#275 Correction in the Sagittal Plane and Spinopelvic Parameters Following Standard Multilevel Lateral Lumbar Interbody Fusion

General Session: Lateral Interbody Fusion

Presented by: L. Pimenta


L. Pimenta (1), (2)
R. Jensen (1)
L. Marchi (1)
L. Oliveira (1)
C. Castro (1)
E. Coutinho (1)
T. Coutinho (1)
R. Amaral (1)

(1) Instituto de Patologia da Coluna, São Paulo, Brazil
(2) UCSD, Neurosurgery, San Diego, CA, USA


Introduction: Regarding degenerative conditions, flat back syndrome and incongruent spinopelvic parameters may contribute to clinical symptoms and is thought to accelerate degeneration and iatrogenic deformities. Lateral interbody fusion was proven to correct coronal alignment but yet its role in sagittal reconstruction remains unclear. Here we present the correction in the sagittal plane and spinopelvic parameters following stand-alone multilevel lateral lumbar interbody fusion.

Methods: A retrospective analysis on prospective, non-randomized, single center single surgeon studies with up to six-year follow-up. 55 patients (206 spine levels) mean age 70.1 y/o (51-87, range), with multilevel degenerative disc pathologies (DDD and/or low-grade spondylolisthesis and/or low-grade deg scoliosis), but without sagittal imbalance as the primary diagnosis. Images, neurological examination and clinical outcome assessments using ODI and VAS scores were collected. Discectomy and interbody grafting were performed via retroperitoneal lateral transpsoas only. The operated levels ranged from 3 to 7 levels (mean 3.7), including T10-T11 to L4-L5.

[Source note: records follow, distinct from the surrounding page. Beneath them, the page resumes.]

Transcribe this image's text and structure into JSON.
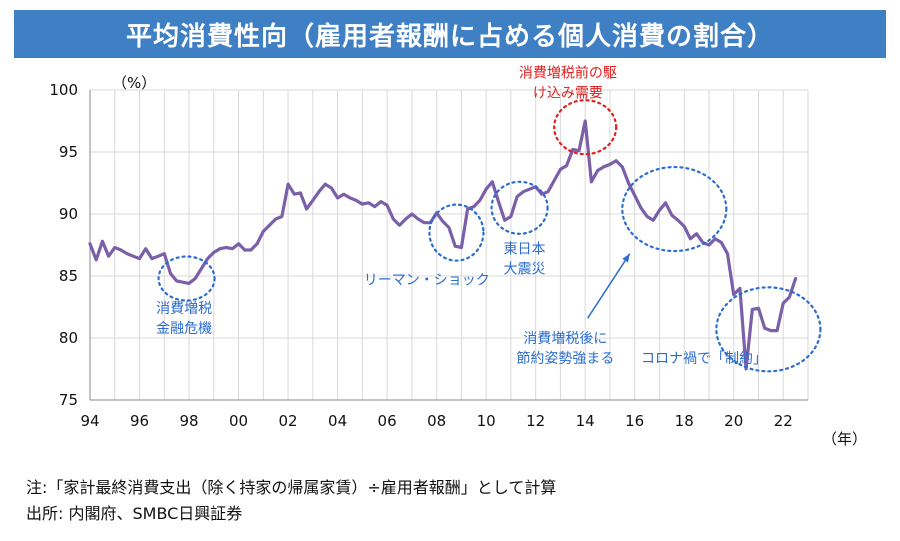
{
  "title": "平均消費性向（雇用者報酬に占める個人消費の割合）",
  "notes": {
    "note": "注:「家計最終消費支出（除く持家の帰属家賃）÷雇用者報酬」として計算",
    "source": "出所: 内閣府、SMBC日興証券"
  },
  "colors": {
    "line": "#7b5fa8",
    "title_bg": "#3f7fc4",
    "annotation": "#2b6dd1",
    "highlight": "#e02020"
  },
  "chart_data": {
    "type": "line",
    "title": "平均消費性向（雇用者報酬に占める個人消費の割合）",
    "ylabel": "（%）",
    "xlabel": "（年）",
    "ylim": [
      75,
      100
    ],
    "xlim": [
      1994,
      2023
    ],
    "y_ticks": [
      "75",
      "80",
      "85",
      "90",
      "95",
      "100"
    ],
    "x_ticks": [
      "94",
      "96",
      "98",
      "00",
      "02",
      "04",
      "06",
      "08",
      "10",
      "12",
      "14",
      "16",
      "18",
      "20",
      "22"
    ],
    "series": [
      {
        "name": "平均消費性向",
        "x": [
          1994.0,
          1994.25,
          1994.5,
          1994.75,
          1995.0,
          1995.25,
          1995.5,
          1995.75,
          1996.0,
          1996.25,
          1996.5,
          1996.75,
          1997.0,
          1997.25,
          1997.5,
          1997.75,
          1998.0,
          1998.25,
          1998.5,
          1998.75,
          1999.0,
          1999.25,
          1999.5,
          1999.75,
          2000.0,
          2000.25,
          2000.5,
          2000.75,
          2001.0,
          2001.25,
          2001.5,
          2001.75,
          2002.0,
          2002.25,
          2002.5,
          2002.75,
          2003.0,
          2003.25,
          2003.5,
          2003.75,
          2004.0,
          2004.25,
          2004.5,
          2004.75,
          2005.0,
          2005.25,
          2005.5,
          2005.75,
          2006.0,
          2006.25,
          2006.5,
          2006.75,
          2007.0,
          2007.25,
          2007.5,
          2007.75,
          2008.0,
          2008.25,
          2008.5,
          2008.75,
          2009.0,
          2009.25,
          2009.5,
          2009.75,
          2010.0,
          2010.25,
          2010.5,
          2010.75,
          2011.0,
          2011.25,
          2011.5,
          2011.75,
          2012.0,
          2012.25,
          2012.5,
          2012.75,
          2013.0,
          2013.25,
          2013.5,
          2013.75,
          2014.0,
          2014.25,
          2014.5,
          2014.75,
          2015.0,
          2015.25,
          2015.5,
          2015.75,
          2016.0,
          2016.25,
          2016.5,
          2016.75,
          2017.0,
          2017.25,
          2017.5,
          2017.75,
          2018.0,
          2018.25,
          2018.5,
          2018.75,
          2019.0,
          2019.25,
          2019.5,
          2019.75,
          2020.0,
          2020.25,
          2020.5,
          2020.75,
          2021.0,
          2021.25,
          2021.5,
          2021.75,
          2022.0,
          2022.25,
          2022.5
        ],
        "values": [
          87.6,
          86.3,
          87.8,
          86.6,
          87.3,
          87.1,
          86.8,
          86.6,
          86.4,
          87.2,
          86.4,
          86.6,
          86.8,
          85.2,
          84.6,
          84.5,
          84.4,
          84.8,
          85.6,
          86.4,
          86.9,
          87.2,
          87.3,
          87.2,
          87.6,
          87.1,
          87.1,
          87.6,
          88.6,
          89.1,
          89.6,
          89.8,
          92.4,
          91.6,
          91.7,
          90.4,
          91.1,
          91.8,
          92.4,
          92.1,
          91.3,
          91.6,
          91.3,
          91.1,
          90.8,
          90.9,
          90.6,
          91.0,
          90.7,
          89.6,
          89.1,
          89.6,
          90.0,
          89.6,
          89.3,
          89.3,
          90.1,
          89.4,
          88.9,
          87.4,
          87.3,
          90.4,
          90.6,
          91.1,
          92.0,
          92.6,
          91.0,
          89.5,
          89.8,
          91.4,
          91.8,
          92.0,
          92.2,
          91.6,
          91.8,
          92.7,
          93.6,
          93.9,
          95.2,
          95.1,
          97.5,
          92.6,
          93.5,
          93.8,
          94.0,
          94.3,
          93.8,
          92.5,
          91.5,
          90.5,
          89.8,
          89.5,
          90.3,
          90.9,
          89.9,
          89.5,
          89.0,
          88.0,
          88.4,
          87.7,
          87.5,
          88.0,
          87.7,
          86.8,
          83.5,
          84.0,
          77.5,
          82.3,
          82.4,
          80.8,
          80.6,
          80.6,
          82.8,
          83.3,
          84.8
        ]
      }
    ],
    "annotations": [
      {
        "id": "ann-1998",
        "text": [
          "消費増税",
          "金融危機"
        ]
      },
      {
        "id": "ann-lehman",
        "text": [
          "リーマン・ショック"
        ]
      },
      {
        "id": "ann-quake",
        "text": [
          "東日本",
          "大震災"
        ]
      },
      {
        "id": "ann-prehike",
        "text": [
          "消費増税前の駆",
          "け込み需要"
        ]
      },
      {
        "id": "ann-posthike",
        "text": [
          "消費増税後に",
          "節約姿勢強まる"
        ]
      },
      {
        "id": "ann-covid",
        "text": [
          "コロナ禍で「制約」"
        ]
      }
    ]
  }
}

Results: Clinical outcomes (VAS and ODI) improved significantly in the postoperative evaluations. Lumbar lordosis improved from average 37.1 at pre-op to 45.1 degrees at last follow up (P< 0.001). Sacral slope improved from average 29.8 at pre-op to 34.8 degrees at last follow up (P< 0.001), indirectly showing a pelvic tilt decrease of average 5 degrees, once SS and PT are complementary parameters (SS + PT= pelvic incidence, a fixed angle).

Conclusions: Using the lateral retroperitoneal minimal invasive approach we were able to access instability and disc based conditions, along with mild but important improvement of lumbar lordosis and spinopelvic balance.